Convergence Analysis of the Continuous and Discrete Non-overlapping Double Sweep Domain Decomposition Method Based on PMLs for the Helmholtz Equation

In this paper we will analyze the convergence of the non-overlapping double sweep domain decomposition method (DDM) with transmission conditions based on PMLs for the Helmholtz equation. The main goal is to establish the convergence of the double sweep DDM of both the continuous level problem and the corresponding finite element problem. We show that the double sweep process can be viewed as a contraction mapping of boundary data used for local subdomain problems not only in the continuous level and but also in the discrete level.

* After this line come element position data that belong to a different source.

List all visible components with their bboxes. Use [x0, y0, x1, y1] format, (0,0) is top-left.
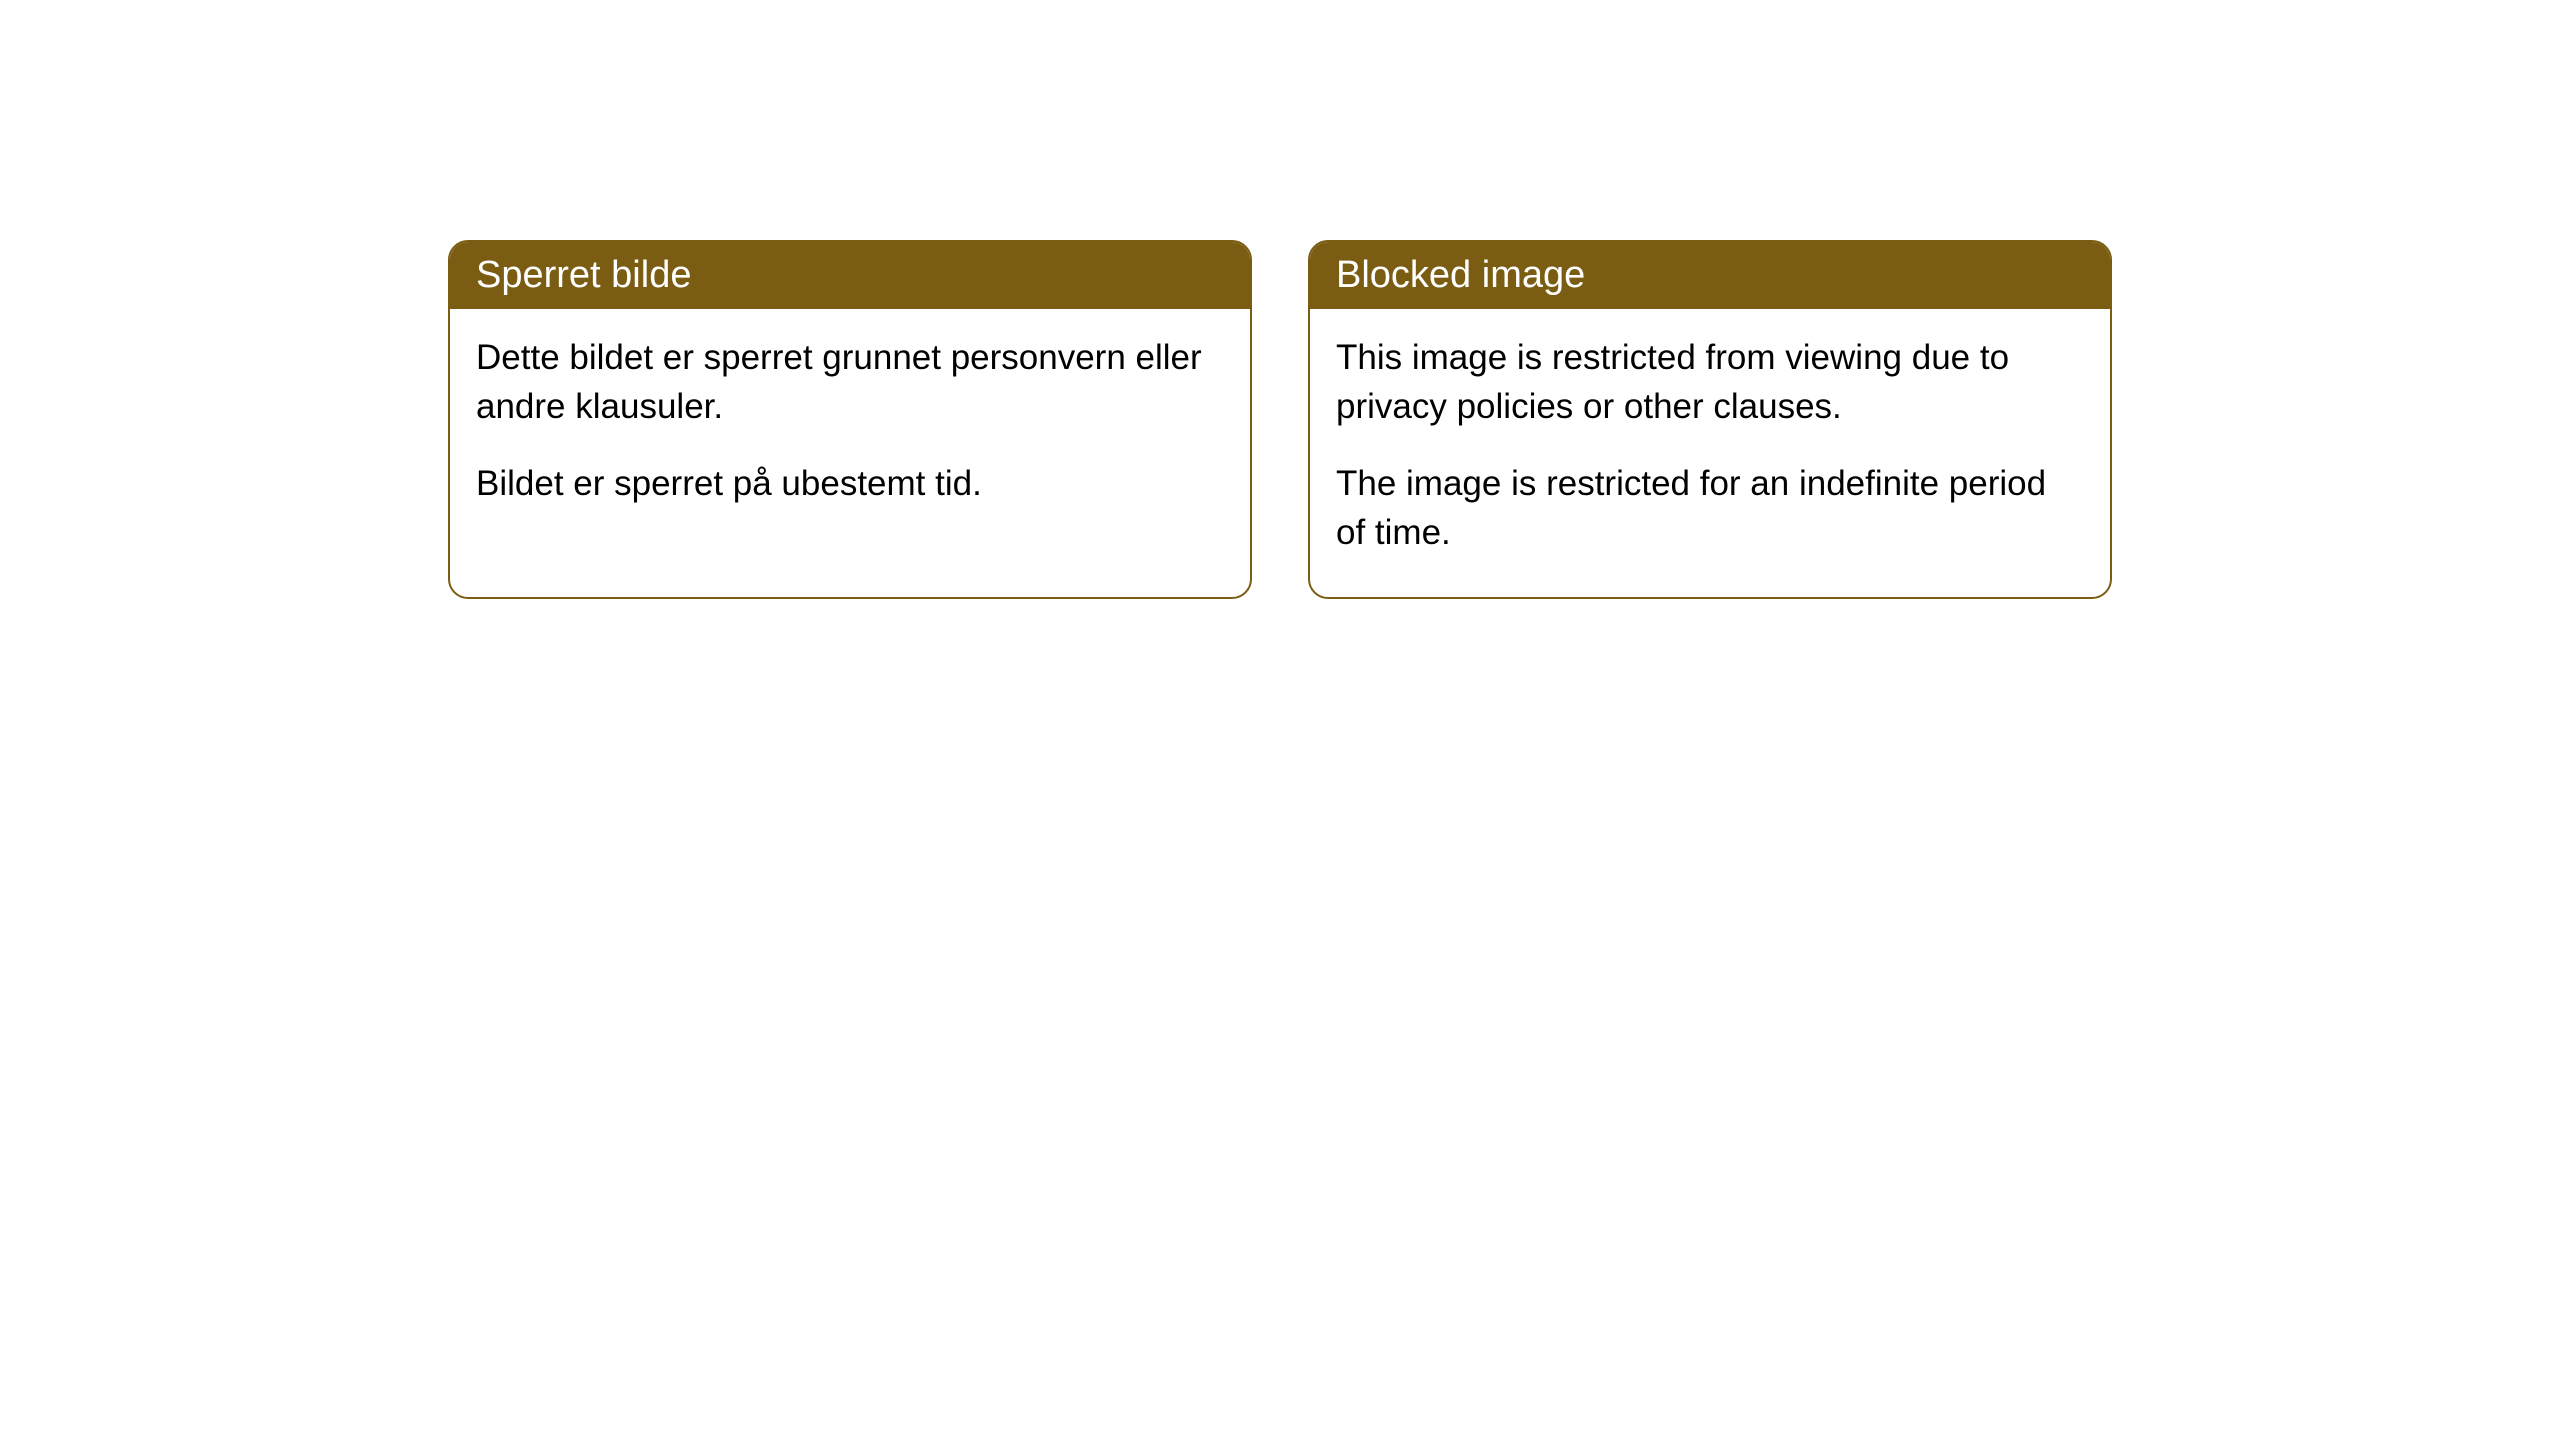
card-body: This image is restricted from viewing du… — [1310, 309, 2110, 597]
card-paragraph-2: Bildet er sperret på ubestemt tid. — [476, 459, 1224, 508]
cards-container: Sperret bilde Dette bildet er sperret gr… — [0, 0, 2560, 599]
card-header: Sperret bilde — [450, 242, 1250, 309]
card-norwegian: Sperret bilde Dette bildet er sperret gr… — [448, 240, 1252, 599]
card-paragraph-1: This image is restricted from viewing du… — [1336, 333, 2084, 431]
card-english: Blocked image This image is restricted f… — [1308, 240, 2112, 599]
card-title: Sperret bilde — [476, 254, 691, 296]
card-paragraph-2: The image is restricted for an indefinit… — [1336, 459, 2084, 557]
card-paragraph-1: Dette bildet er sperret grunnet personve… — [476, 333, 1224, 431]
card-header: Blocked image — [1310, 242, 2110, 309]
card-title: Blocked image — [1336, 254, 1585, 296]
card-body: Dette bildet er sperret grunnet personve… — [450, 309, 1250, 548]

It turns out that the contraction factor of the contraction mapping of the continuous level problem is given by an exponentially small factor determined by PML strength and PML width, whereas the counterpart of the discrete level problem is governed by the dominant term between the contraction factor similar to that of the continuous level problem and the maximal discrete reflection coefficient resulting from fast decaying evanescent modes. Based on this analysis we prove the convergence of approximate solutions in the H¹-norm. We also analyze how the discrete double sweep DDM depends on the number of subdomains and the PML parameters as the finite element discretization resolves sufficiently the Helmholtz and PML equations. Our theoretical results suggest that the contraction factor for the propagating modes depends linearly on the number of subdomains. To ensure the convergence, it is sufficient to have the PML width growing logarithmically with the number of subdomains. In the end, numerical experiments illustrating the convergence will be presented as well.